Opelika High School is scrapping student-led prayer before its football games.
Per The Associated Press, Opelika City Schools Superintendent Mark Neighbors announced this week that the high school will instead hold a moment of silence.
As reported by WTVM, members of the local community are not pleased with the decision.
“First of all, I don’t like it,” Opelika Mayor Gary Fuller told the TV station.
The mayor is certainly not alone. In a Facebook post and follow-up statement to Yellowhammer News, former Auburn University head football coach Tommy Tuberville expressed his dismay that the local school district in Lee County backed down to “the politically correct crowd.”
“Bureaucrats are ruining our country,” Tuberville, a Republican U.S. Senate candidate, emphasized. “Rather than stand up for the people they are appointed to represent, they give in to the politically correct crowd.”

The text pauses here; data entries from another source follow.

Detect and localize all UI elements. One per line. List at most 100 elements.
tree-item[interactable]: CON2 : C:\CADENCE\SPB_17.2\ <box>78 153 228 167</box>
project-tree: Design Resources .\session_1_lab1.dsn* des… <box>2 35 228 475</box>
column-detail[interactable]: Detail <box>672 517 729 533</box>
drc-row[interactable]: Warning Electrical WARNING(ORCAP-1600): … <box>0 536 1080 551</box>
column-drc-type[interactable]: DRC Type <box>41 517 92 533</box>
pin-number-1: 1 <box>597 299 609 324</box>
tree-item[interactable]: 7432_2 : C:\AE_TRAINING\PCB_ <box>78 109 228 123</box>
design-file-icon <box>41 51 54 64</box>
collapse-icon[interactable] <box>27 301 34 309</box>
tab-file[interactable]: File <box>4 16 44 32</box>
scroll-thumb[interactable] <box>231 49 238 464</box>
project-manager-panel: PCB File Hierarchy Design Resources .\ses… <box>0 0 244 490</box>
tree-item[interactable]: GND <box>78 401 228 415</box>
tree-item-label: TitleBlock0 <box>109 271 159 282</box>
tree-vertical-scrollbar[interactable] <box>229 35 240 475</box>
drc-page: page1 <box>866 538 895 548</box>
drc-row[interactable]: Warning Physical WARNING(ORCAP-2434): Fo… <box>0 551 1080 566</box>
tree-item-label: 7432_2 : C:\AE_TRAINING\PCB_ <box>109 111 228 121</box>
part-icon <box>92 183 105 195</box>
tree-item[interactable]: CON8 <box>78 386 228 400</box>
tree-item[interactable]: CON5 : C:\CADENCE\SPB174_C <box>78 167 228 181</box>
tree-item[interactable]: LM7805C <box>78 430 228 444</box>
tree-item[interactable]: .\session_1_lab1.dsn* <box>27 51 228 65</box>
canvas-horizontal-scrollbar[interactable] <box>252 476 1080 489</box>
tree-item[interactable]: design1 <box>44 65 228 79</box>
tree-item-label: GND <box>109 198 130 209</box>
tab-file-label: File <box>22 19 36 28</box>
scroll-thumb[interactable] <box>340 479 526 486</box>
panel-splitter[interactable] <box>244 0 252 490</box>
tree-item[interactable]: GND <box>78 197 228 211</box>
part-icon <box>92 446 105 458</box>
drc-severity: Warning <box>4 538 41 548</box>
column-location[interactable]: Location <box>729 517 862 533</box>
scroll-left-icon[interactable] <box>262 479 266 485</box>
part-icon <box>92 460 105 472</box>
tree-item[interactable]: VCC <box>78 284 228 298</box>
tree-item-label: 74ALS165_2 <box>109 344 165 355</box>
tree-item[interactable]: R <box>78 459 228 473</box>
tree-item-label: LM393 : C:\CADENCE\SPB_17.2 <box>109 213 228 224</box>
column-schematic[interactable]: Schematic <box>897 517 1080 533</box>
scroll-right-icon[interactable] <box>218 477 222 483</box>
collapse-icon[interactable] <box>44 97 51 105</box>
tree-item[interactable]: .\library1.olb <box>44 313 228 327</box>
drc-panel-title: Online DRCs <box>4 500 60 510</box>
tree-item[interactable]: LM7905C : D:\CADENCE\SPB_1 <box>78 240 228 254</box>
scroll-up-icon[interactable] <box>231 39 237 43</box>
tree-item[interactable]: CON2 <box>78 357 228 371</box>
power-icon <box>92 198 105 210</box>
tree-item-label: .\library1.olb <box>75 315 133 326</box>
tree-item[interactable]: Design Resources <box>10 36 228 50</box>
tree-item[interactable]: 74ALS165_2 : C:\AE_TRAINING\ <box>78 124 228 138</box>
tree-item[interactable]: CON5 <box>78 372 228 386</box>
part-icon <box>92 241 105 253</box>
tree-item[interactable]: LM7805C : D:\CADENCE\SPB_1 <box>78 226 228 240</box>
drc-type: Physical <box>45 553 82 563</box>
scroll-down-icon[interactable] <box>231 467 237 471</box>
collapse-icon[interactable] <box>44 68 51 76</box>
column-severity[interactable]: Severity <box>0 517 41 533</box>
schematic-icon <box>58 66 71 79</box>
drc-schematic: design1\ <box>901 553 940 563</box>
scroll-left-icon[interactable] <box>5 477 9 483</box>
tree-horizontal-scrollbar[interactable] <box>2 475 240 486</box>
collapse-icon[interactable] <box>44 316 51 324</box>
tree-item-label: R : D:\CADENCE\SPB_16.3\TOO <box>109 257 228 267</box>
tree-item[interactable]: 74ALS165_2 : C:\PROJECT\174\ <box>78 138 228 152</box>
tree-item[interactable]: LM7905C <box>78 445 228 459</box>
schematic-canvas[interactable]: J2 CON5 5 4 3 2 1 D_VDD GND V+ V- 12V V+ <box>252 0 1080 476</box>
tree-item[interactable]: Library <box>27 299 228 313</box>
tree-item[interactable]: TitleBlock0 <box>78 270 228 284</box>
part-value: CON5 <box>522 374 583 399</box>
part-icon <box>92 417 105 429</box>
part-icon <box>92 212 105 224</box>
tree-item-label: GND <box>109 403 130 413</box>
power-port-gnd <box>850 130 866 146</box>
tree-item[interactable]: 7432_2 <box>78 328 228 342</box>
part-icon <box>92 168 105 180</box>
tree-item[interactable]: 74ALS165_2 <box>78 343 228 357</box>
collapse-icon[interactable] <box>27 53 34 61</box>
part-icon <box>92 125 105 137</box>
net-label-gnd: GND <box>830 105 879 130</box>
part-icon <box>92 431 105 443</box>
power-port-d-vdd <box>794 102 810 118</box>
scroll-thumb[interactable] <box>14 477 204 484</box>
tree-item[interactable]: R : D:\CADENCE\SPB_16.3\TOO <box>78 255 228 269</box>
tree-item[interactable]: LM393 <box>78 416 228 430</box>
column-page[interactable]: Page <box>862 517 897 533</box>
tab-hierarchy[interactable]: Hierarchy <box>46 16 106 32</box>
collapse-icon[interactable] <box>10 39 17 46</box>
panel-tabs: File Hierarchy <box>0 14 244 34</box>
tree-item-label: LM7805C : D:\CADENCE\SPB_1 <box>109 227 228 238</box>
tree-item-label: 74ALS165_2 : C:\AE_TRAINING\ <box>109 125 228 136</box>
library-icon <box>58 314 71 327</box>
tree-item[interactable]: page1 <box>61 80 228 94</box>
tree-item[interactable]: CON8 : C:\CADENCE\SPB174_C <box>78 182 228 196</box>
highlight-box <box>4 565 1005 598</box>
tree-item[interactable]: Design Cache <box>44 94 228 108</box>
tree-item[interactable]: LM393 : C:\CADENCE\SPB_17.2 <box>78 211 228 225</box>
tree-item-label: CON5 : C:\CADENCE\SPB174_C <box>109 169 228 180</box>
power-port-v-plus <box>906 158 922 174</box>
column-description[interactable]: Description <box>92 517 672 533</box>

“Left in control, the career politicians will ruin this country. Prayer is an important part of sports!” he concluded.
Locals seem to agree with students being able to voluntarily lead prayer at games — even non-Christians.
Brian Hawkins, the rabbi at an Opelika synagogue, told WTVM that having a Christian prayer before football games does not bother him.
“I’m a Messianic Jew, and I don’t oppose Christian praying at all,” Hawkins remarked. “I think everyone has a freedom in this country to be able to pray.”
However, the infamous out-of-state Freedom From Religion Foundation has gotten involved, which led to Neighbors’ decision.
The foundation claimed a parent complained about a pregame prayer delivered over a loudspeaker before Opelika’s game on August 22.
“I understand that Dr. Neighbors and the Opelika City School Board have no choice in the matter because of how the Supreme Court has ruled,” Fuller added.
A social media movement is reportedly underway encouraging fans to recite the Lord’s Prayer during Friday’s moment of silence when Opelika High School hosts Wetumpka at 7:00 p.m.
‘God and prayer are the cornerstone of our nation’
This is certainly not the first time recently that Tuberville has bashed political correctness or what he perceives as bias against Christians in modern America.
“One thing I will not be is be politically correct,” Tuberville has said. “I’m tired of that. They’ve lost their mind, folks.”
One humorous way he has been emphasizing this point on the campaign trail lately is mocking the newfound federal policy of miniature horses being allowed on commercial airline flights as service animals.
“God and prayer are the cornerstone of our nation,” Tuberville has stressed.
As someone who has been involved with education for 40 years, Tuberville previously advised that he has witnessed America’s public education system “slowly disintegrate.”
“We took prayer out of the schools in the mid-60s. [Since] we did that, it’s really gone down hill,” he lamented.
He has pointed to what he views as unfair treatment of Christians in public schools.
“Let me give y’all a little stat. There’s 10 states, Texas being one of them, that there’s another religion that can have five prayers a day in the school. If we say the Lord’s Prayer, our kids get sent home. Wrong,” Tuberville has said. “There’s a double standard in this country, and if we don’t stand up and start speaking out for God, prayer and the values that we need to get back, we’re not going to be a country anymore.”
On Friday, Tuberville also commended a newly enacted Alabama law passed by the state legislature and signed by Governor Kay Ivey during this year’s regular session.
The law allows public schools to voluntarily offer history classes on the Bible as an elective to students in grades 6-12.
“I believe in the inerrancy and infallibility of Scripture,” Tuberville concluded. “I commend the legislature for putting the Bible back in schools. We’ve got to continue to fight back against the politically correct crowd!”